For both SV1 CPUs, a performance degradation is seen when the grid size is a multiple of 16, moreso for the MSP than the SSP. This drop off is due to memory bank busy conflicts, which can be eliminated through careful programming.

R12000

The R12000 curve has two distinct regions. For smaller grid sizes, the simulation fits within the 8 megabyte secondardy cache, resulting in an execution speed over 200 MFLOPS. Around grid size 50x50x50, the simulation spills out of the cache, and the average execution speed drops to 120 MFLOPS.
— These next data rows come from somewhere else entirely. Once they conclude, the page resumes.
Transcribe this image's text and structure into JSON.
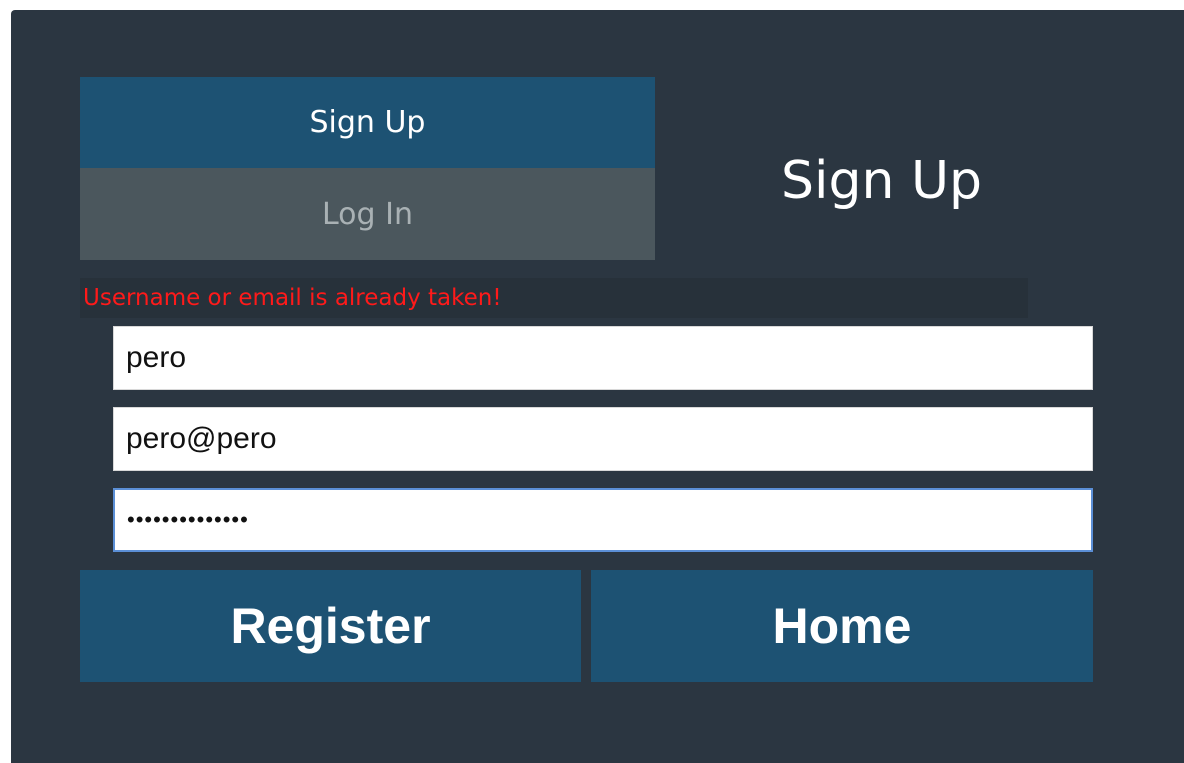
{
  "tabs": {
    "signup_label": "Sign Up",
    "login_label": "Log In"
  },
  "heading": "Sign Up",
  "error_message": "Username or email is already taken!",
  "form": {
    "username_value": "pero",
    "email_value": "pero@pero",
    "password_value": "••••••••••••••"
  },
  "buttons": {
    "register_label": "Register",
    "home_label": "Home"
  },
  "colors": {
    "panel_background": "#2b3641",
    "accent": "#1d5273",
    "inactive_tab": "#4b575d",
    "error_text": "#ff1a1a"
  }
}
Otherwise, the performance is generally not very sensitive to the grid size, except for a few worst-case points. The R12000 secondary cache is 4-way set associative, while each FDTD field update requires 7 values to be fetched from main memory. Under circumstances where the grid size results in a stride where the field values map to the same cache location, extreme thrashing results in very poor performance. A more sophisticated implementation could avoid these worst-case grid sizes by increasing the grid size.

Hardware Configuration

SV1

The SV1 was system configured with 28 SSPs (standard CPUs) and 1 MSP (high-performance CPUs). Both CPUs have a 300 MHz clock speed. The peak single SSP computation speed of an SV1 is 1.2 gigaflops, the peak single MSP computation speed is 4.8 gigaflops. All calculations are performed in double precision (8 byte word).

T90

The T90 was a 4 processor system with a 440 MHz clock speed. This is slightly less than the standard T90 clock speed of 450 MHz. The peak single CPU computation speed of a standard T90 is 1.8 gigaflops. All calculations are performed in double precision (8 byte word).

C90

The C90 was an 8 processor system with a 240 MHz clock speed. The peak single CPU computation speed of a C90 is 960 megaflops. All calculations are performed in double precision (8 byte word).

J90

The J90se was a 32 processor system with a 100 MHz clock speed. The scalar execution unit, which is not exercised by the FDTD benchmark, is 200 MHz. The peak single CPU computation speed of a J90 is 200 megaflops. All calculations are performed in double precision (8 byte word).

R12000

The R12000 was a 300 MHz CPU with an 8 megabyte secondary cache running in a 64 processor Origin 2000 system. The node board (local) memory size was 512 megabytes. The peak computation speed of a R12000 is 600 megaflops. Calculations can be performed in single precision (4 byte word) or in double precision (8 byte word).